Playwright John Pollono is the writer-director here, and he portrays Frank Romanowski, who runs a repair shop for lawnmowers and other small motor-powered devices in Manchester, N.H. He’s an ex-convict with a daughter named Crystal (Ciara Bravo), who has been accepted early to UCLA. He’s managed to stay out of prison for her, even though every time he goes out drinking with his buddies Swaino and Packie (Jon Bernthal and Shea Whigham), it ends in a bar fight. One evening, he invites the guys over to his shop for a night of steaks, expensive Scotch, and MMA on pay-per-view. They don’t know that this gathering is a trap for one of Crystal’s high-school friends, a powerful Boston lawyer’s son (Spencer House) and a drug dealer who has slut-shamed her on Instagram after she was unwise enough to sext him naked pictures. Now she’s lying in a coma after a suicide attempt, and Frank wants to spill this kid’s blue blood all over the floor of his garage.
Pollono’s script is keen, if you can stomach all the casual racism, sexism, and homophobia flying around. (I went to an all-boys school, so I’m well used to it.) Packie is the butt of much of this as the physically smallest of the three, but when a bartender tries to restrain him during a brawl, he takes a chunk out of the guy’s arm with his teeth. There’s violence in the air every time these guys gather, especially when Swaino badmouths Frank’s ex-wife (Jordana Spiro) — who is a legitimately terrible parent — and dares him to bash in his head. Pollono has a good ear, not just for this, but also for the denigration that comes with male bonding, especially when Packie recalls their shared childhood experience of all being beaten by their dads after the Red Sox’s epic loss in Game 6 of the 1986 World Series. It’s a traumatic story, and Packie can’t stop laughing as he tells it.
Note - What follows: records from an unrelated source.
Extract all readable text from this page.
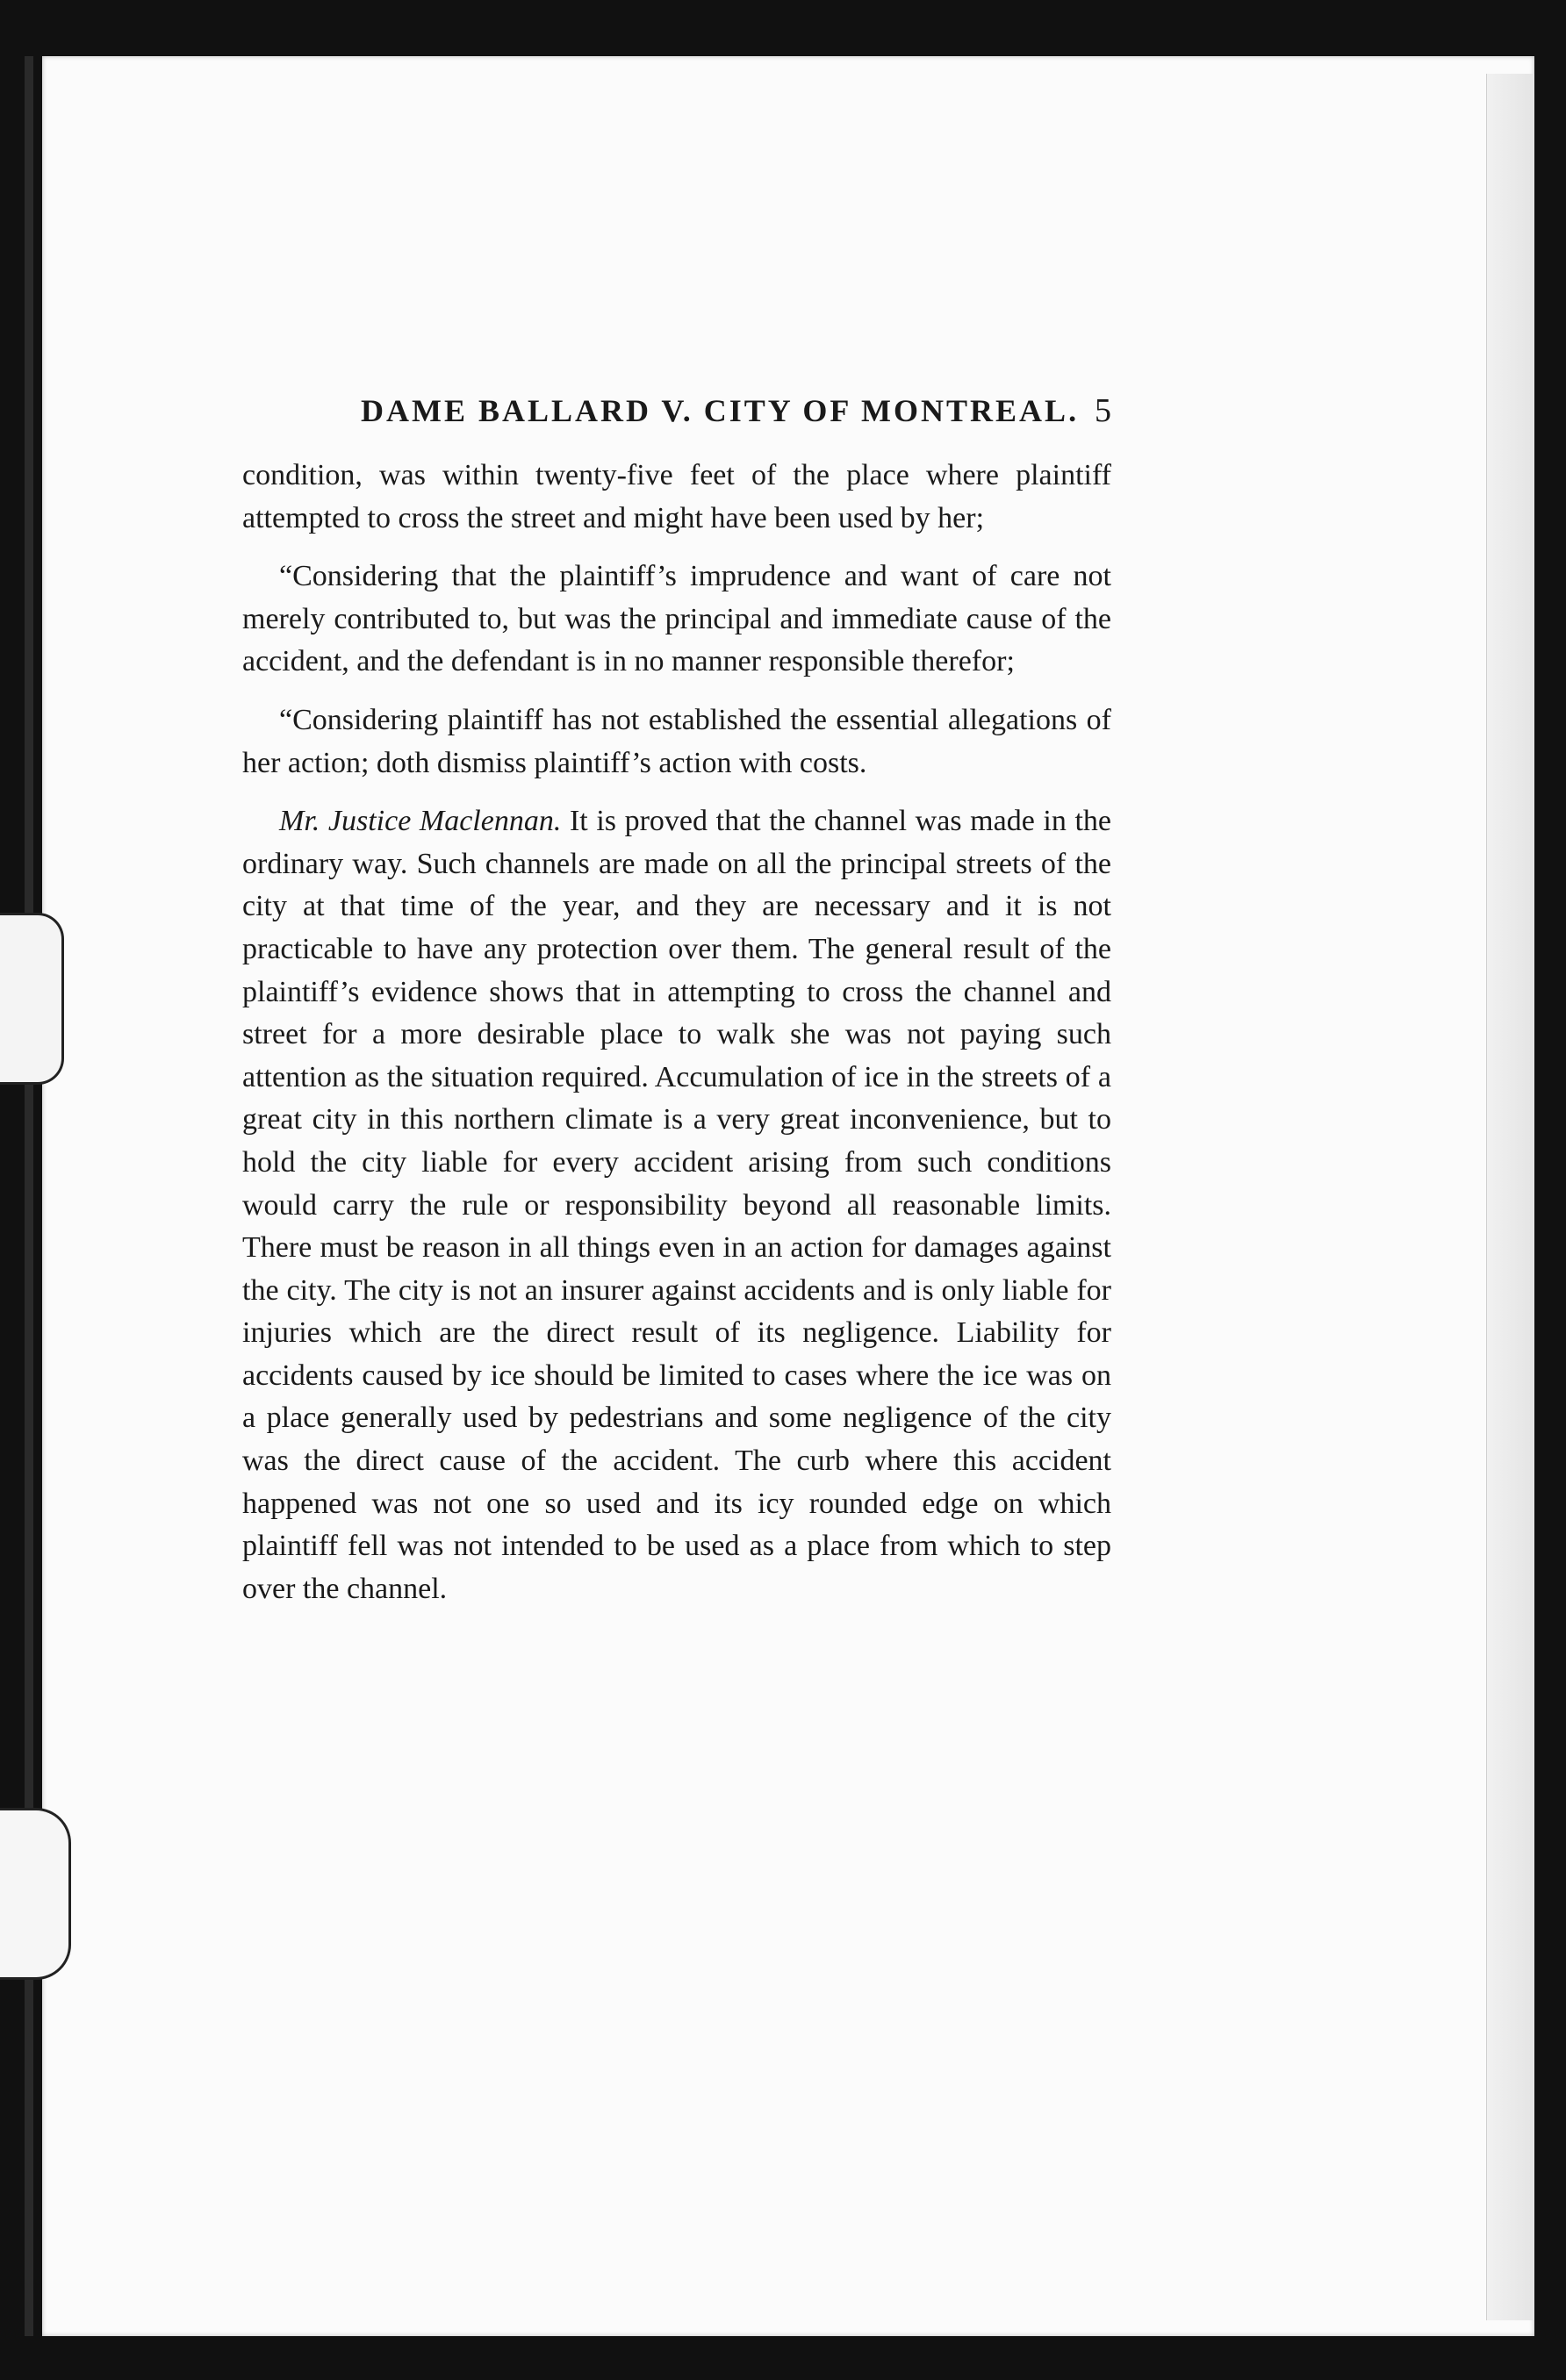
DAME BALLARD V. CITY OF MONTREAL. 5

condition, was within twenty-five feet of the place where plaintiff attempted to cross the street and might have been used by her;

“Considering that the plaintiff’s imprudence and want of care not merely contributed to, but was the principal and immediate cause of the accident, and the defendant is in no manner responsible therefor;

“Considering plaintiff has not established the essential allegations of her action; doth dismiss plaintiff’s action with costs.

Mr. Justice Maclennan. It is proved that the channel was made in the ordinary way. Such channels are made on all the principal streets of the city at that time of the year, and they are necessary and it is not practicable to have any protection over them. The general result of the plaintiff’s evidence shows that in attempting to cross the channel and street for a more desirable place to walk she was not paying such attention as the situation required. Accumulation of ice in the streets of a great city in this northern climate is a very great inconvenience, but to hold the city liable for every accident arising from such conditions would carry the rule or responsibility beyond all reasonable limits. There must be reason in all things even in an action for damages against the city. The city is not an insurer against accidents and is only liable for injuries which are the direct result of its negligence. Liability for accidents caused by ice should be limited to cases where the ice was on a place generally used by pedestrians and some negligence of the city was the direct cause of the accident. The curb where this accident happened was not one so used and its icy rounded edge on which plaintiff fell was not intended to be used as a place from which to step over the channel.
Pollono’s direction isn’t schematic and is only rarely stagy. My quarrel with it is that he makes a rookie mistake with the flashback sequences — it’s usually more dramatic to keep the camera on the actor when he tells about the thing that once happened to him. Just because you can show it doesn’t mean you necessarily should. However, this is a minor flaw and doesn’t impede the flow of the story.
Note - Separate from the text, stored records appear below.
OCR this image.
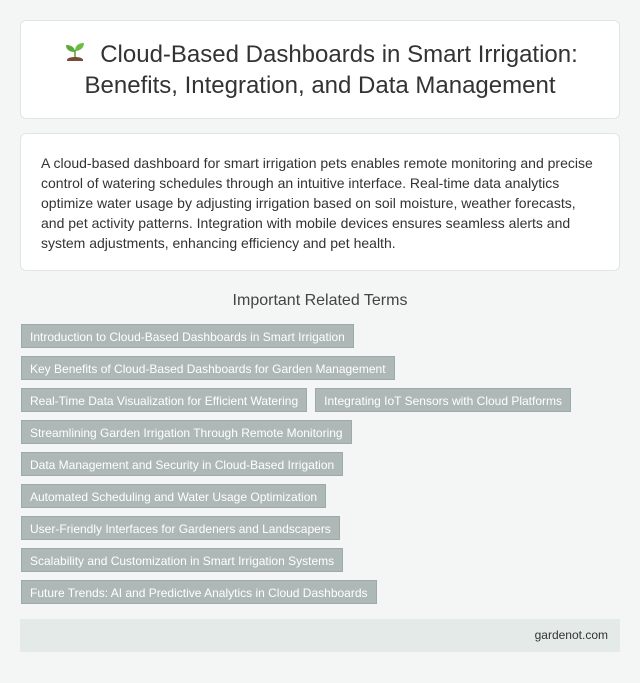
Cloud-Based Dashboards in Smart Irrigation: Benefits, Integration, and Data Management

A cloud-based dashboard for smart irrigation pets enables remote monitoring and precise control of watering schedules through an intuitive interface. Real-time data analytics optimize water usage by adjusting irrigation based on soil moisture, weather forecasts, and pet activity patterns. Integration with mobile devices ensures seamless alerts and system adjustments, enhancing efficiency and pet health.

Important Related Terms
Introduction to Cloud-Based Dashboards in Smart Irrigation
Key Benefits of Cloud-Based Dashboards for Garden Management
Real-Time Data Visualization for Efficient Watering	Integrating IoT Sensors with Cloud Platforms
Streamlining Garden Irrigation Through Remote Monitoring
Data Management and Security in Cloud-Based Irrigation
Automated Scheduling and Water Usage Optimization
User-Friendly Interfaces for Gardeners and Landscapers
Scalability and Customization in Smart Irrigation Systems
Future Trends: AI and Predictive Analytics in Cloud Dashboards
gardenot.com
Whigham is good as always and the director (who has a recurring role on TV’s This Is Us) fits in well with his more seasoned fellow actors as a man whose anger issues are given the ultimate stress test. Still, it’s Bernthal who walks away with the acting honors here. This short, powerfully built actor has showcased his fighting skills on TV’s The Walking Dead and The Punisher, but the 44-year-old D.C. native has the goods even in roles that don’t require him to fight, like the sensitive English teacher in Me and Earl and the Dying Girl, the holdup man in Baby Driver, and Lee Iacocca in Ford v Ferrari. Here he’s reprising a role that he originated on the stage 10 years ago, and he’s somehow reassuring even while playing a character who’s frequently out of control, especially in a climactic scene when he lays out a possible compromise solution that allows everyone to walk away.
In the end, Small Engine Repair succeeds by keeping its ambitions in check. Who needs explosions, shootouts, or plot twists galore to make a good thriller? What this movie has is three guys who have another guy tied up, guys with criminal histories that fall well short of the step they’re considering taking. They can’t help but wonder whether they’re doing the right thing. Can they avoid the consequences of letting this rich bastard walk, or the consequences of killing him? It’s enough to hang a play or a film on, when it’s done with this kind of skill.
Small Engine Repair
Starring John Pollono, Jon Bernthal, and Shea Whigham. Written and directed by John Pollono, based on his own play. Rated R.